V. Cygnus (Bringer of Balance) 5:01
Alex now changes the tone of his guitar that reminds you of Cygnus X-1 Book I, then bits of the last song are faded into the track. Then, our main character from Book I begins to talk about passing through the black hole to Olympus. The eerie synths are played as booming sounds of battle echo. Our main character feels the pain of man's fighting and suddenly the battle stops. Then, Lifeson plays another excellent solo. The gods decide to make Cygnus the god of balance because of his excellent choice to bring the two sides into one balanced sphere.
VI. The Sphere (A Kind of Dream) 1:06
The last minute is Cygnus reflecting on man's balance as an acoustic bit is played in the background. A calming ending to a wonderful song.

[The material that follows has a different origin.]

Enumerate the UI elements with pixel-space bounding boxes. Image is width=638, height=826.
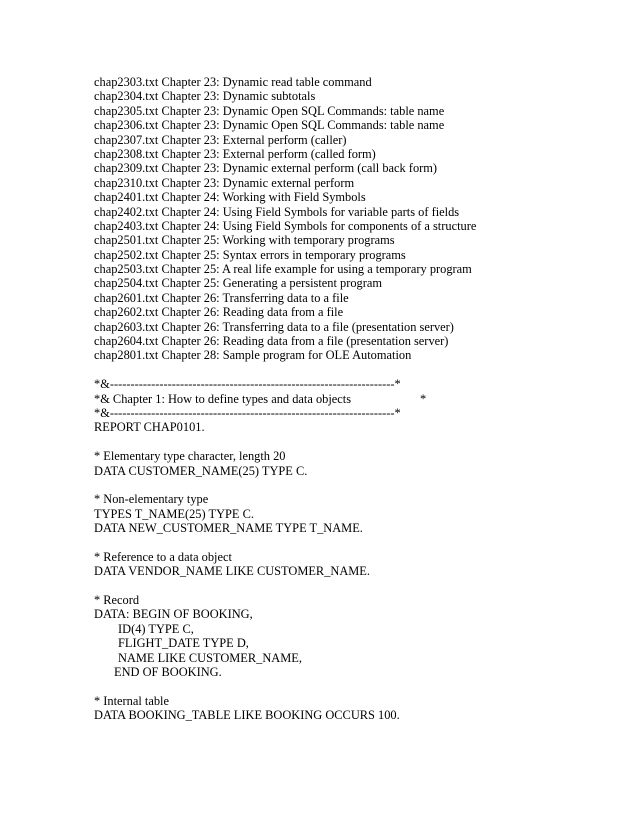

2. "Circumstances" 3:42 (4.5/5)
"Circumstances" begins with an awesome guitar riff. Next, Geddy begins singing and playing some amazing bass riffs. Then, the chorus absolutely rocks as Geddy sings passion and Alex plays his guitar with passion. It's so catchy and hard rocking at the same time. A synth interlude is played that is definitely one of the best parts of the entire song. Then the chorus is repeated again and rocks your face off one more time. It's certainly the hard rocker from this album.
3. "The Trees" 4:46 (5/5)
"The Trees" begins with acoustic playing from Lifeson as Geddy sings about the maple trees unhappiness with the oaks and the amount of sunlight they get. The whole band begins to play as Geddy sings about the oaks and maples constant fight as the maples feel oppressed but the oaks want to remain the same. Then a synth interlude is played just before Geddy plays a bass part before Lifeson's excellent solo. I love Neil's drumming throughout the entirety of the song. Next the maples force the oaks to be shortened in order to give the maples equality. The question that it leaves is if it's right to cut down others to raise another group. "The Trees" provides insight to an issue in a song that is fairly silly on the surface.

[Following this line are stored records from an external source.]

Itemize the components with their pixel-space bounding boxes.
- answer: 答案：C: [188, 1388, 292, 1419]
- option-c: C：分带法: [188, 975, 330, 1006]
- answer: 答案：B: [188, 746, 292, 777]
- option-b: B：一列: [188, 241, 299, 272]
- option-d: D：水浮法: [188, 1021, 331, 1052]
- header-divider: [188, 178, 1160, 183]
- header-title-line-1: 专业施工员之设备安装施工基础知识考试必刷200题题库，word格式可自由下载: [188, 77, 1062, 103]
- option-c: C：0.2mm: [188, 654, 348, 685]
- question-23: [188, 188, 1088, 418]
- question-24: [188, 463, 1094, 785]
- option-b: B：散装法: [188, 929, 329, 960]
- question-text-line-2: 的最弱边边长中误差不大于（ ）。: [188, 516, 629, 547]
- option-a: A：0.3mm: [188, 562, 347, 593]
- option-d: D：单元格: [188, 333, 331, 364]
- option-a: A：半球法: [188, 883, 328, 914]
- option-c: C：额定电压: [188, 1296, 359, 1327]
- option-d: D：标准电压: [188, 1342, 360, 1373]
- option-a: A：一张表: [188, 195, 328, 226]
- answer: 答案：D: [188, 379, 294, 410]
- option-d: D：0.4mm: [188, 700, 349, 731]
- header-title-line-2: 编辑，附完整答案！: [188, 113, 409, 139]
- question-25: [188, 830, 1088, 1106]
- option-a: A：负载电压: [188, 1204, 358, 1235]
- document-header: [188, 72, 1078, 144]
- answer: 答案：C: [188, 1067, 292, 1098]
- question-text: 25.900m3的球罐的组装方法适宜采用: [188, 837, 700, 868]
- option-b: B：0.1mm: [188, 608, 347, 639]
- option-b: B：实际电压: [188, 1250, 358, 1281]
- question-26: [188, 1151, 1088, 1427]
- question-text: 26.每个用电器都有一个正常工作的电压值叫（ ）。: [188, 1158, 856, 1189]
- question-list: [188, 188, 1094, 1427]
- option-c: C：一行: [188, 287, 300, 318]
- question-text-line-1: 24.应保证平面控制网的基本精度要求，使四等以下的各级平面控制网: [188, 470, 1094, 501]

4. "La Villa Strangiato" 9:35 (5/5)
"La Villa Strangiato" is an instrumental piece that begins with some impressive classical style acoustic guitar playing before Lifeson begins playing an instantly recognizable riff. The synths begin playing, the drums also start, and then the bass. Next, Lifeson plays a powerful guitar riff. I love Lifeson's guitar playing it's absolutely phenomenal. Neil's drumming is powerful, but not overbearing and Geddy provides some really good backing bass. Lifeson then plays his first solo. It has tons of emotion and technical playing throughout. Another solo that definitely has a way of speaking to the listener. Lifeson shows speed and emotion throughout its entirety. To conclude the solo he plays an awesome guitar riff that builds it's volume as he begins to jam out with an extremely catchy riff. Geddy drops an awesome bass line and Neil kills it on the drums. Then Lifeson plays another brilliant solo that is performed with such emotion and precision. A Lifeson solo is always pretty easy to identify because of the uniqueness of his playing. I love the mid-tempo riffing Lifeson performs just after beginning into his faster riff again. This is often times looked at as the best example of Lifeson's prowess on a guitar and for good reason.
Rush improves upon A Farewell to Kings by making an album that contained Rush's progressive peak. Hemispheres demonstrates Rush's great instrumentation, lyricism, and Geddy Lee's terrific vocal delivery. Hemispheres is a progressive rock masterpiece that will impress any listener. Lifeson's guitar work on "La Villa Stangiato" is arguably the highlight of his entire career. Neil's lyrics are so intriguing and fun to listen to. Hemispheres is an album that is the perfect length and is so enjoyable to listen to. It is arguably the peak of Rush's career.